Fala-se de um inevitável fim da pesca, pelo menos como a conhecemos hoje. Analisando a conjuntura atual, os pescadores setubalenses projetam-se como os últimos de uma geração. A acumulação histórica de crises induz na comunidade uma ideia de marginalização e estigma, fenómenos encontrados noutros contextos piscatórios (NADEL-KLEIN, 2003, p.134). No entanto, por intermédio de diferentes práticas procuram superar essa instabilidade, recorrendo a ações que fazem parte de um discurso oculto que se opõe ao poder instituído. Falar e discutir crise e decadência neste contexto é uma forma de socialidade, alimenta conversas, no tempo de trabalho ou no tempo da espera e do convívio.

Se o quadro de incerteza não é novidade nos contextos piscatórios, e é algo ao qual as comunidades sempre se adaptaram, vimos como existe uma percepção de que se agravou, associado a essa ideia de crise. Mas o significado de crise, para estas pessoas, parece muito mais complexo e para lá da crise mundial associada à escassez de recursos, porque resulta de um conjunto de processos históricos, sociais, culturais e ecológicos que interagem entre si nos quotidianos dos agentes (NADEL-KLEIN, 2003, p.134).

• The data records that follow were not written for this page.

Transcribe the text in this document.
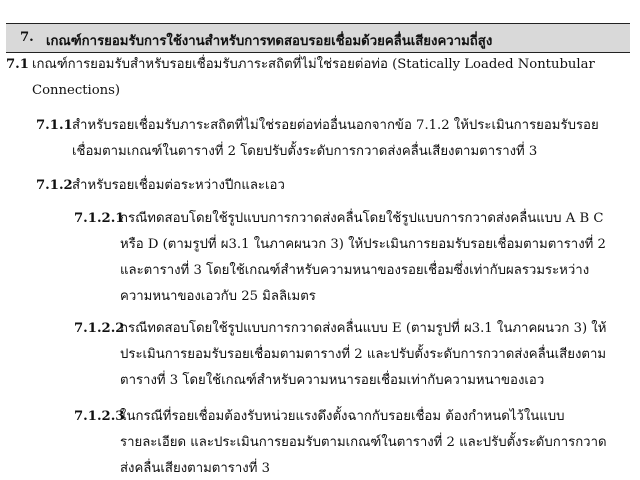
7. เกณฑ์การยอมรับการใช้งานสำหรับการทดสอบรอยเชื่อมด้วยคลื่นเสียงความถี่สูง
7.1 เกณฑ์การยอมรับสำหรับรอยเชื่อมรับภาระสถิตที่ไม่ใช่รอยต่อท่อ (Statically Loaded Nontubular
Connections)
7.1.1 สำหรับรอยเชื่อมรับภาระสถิตที่ไม่ใช่รอยต่อท่ออื่นนอกจากข้อ 7.1.2 ให้ประเมินการยอมรับรอย
เชื่อมตามเกณฑ์ในตารางที่ 2 โดยปรับตั้งระดับการกวาดส่งคลื่นเสียงตามตารางที่ 3
7.1.2 สำหรับรอยเชื่อมต่อระหว่างปีกและเอว
7.1.2.1
กรณีทดสอบโดยใช้รูปแบบการกวาดส่งคลื่นโดยใช้รูปแบบการกวาดส่งคลื่นแบบ A B C
หรือ D (ตามรูปที่ ผ3.1 ในภาคผนวก 3) ให้ประเมินการยอมรับรอยเชื่อมตามตารางที่ 2
และตารางที่ 3 โดยใช้เกณฑ์สำหรับความหนาของรอยเชื่อมซึ่งเท่ากับผลรวมระหว่าง
ความหนาของเอวกับ 25 มิลลิเมตร
7.1.2.2
กรณีทดสอบโดยใช้รูปแบบการกวาดส่งคลื่นแบบ E (ตามรูปที่ ผ3.1 ในภาคผนวก 3) ให้
ประเมินการยอมรับรอยเชื่อมตามตารางที่ 2 และปรับตั้งระดับการกวาดส่งคลื่นเสียงตาม
ตารางที่ 3 โดยใช้เกณฑ์สำหรับความหนารอยเชื่อมเท่ากับความหนาของเอว
7.1.2.3
ในกรณีที่รอยเชื่อมต้องรับหน่วยแรงดึงตั้งฉากกับรอยเชื่อม ต้องกำหนดไว้ในแบบ
รายละเอียด และประเมินการยอมรับตามเกณฑ์ในตารางที่ 2 และปรับตั้งระดับการกวาด
ส่งคลื่นเสียงตามตารางที่ 3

A dificuldade de projetar um futuro, que não o decadente, pode explicar essa percepção. Porque a incerteza enquadra expectativas, colocando em causa reprodução social do grupo. Por isso, as estratégias de resiliência e resistência aqui analisadas revelam uma tentativa dos grupos de estabilizar os seus quotidianos, permitindo vislumbrar futuros.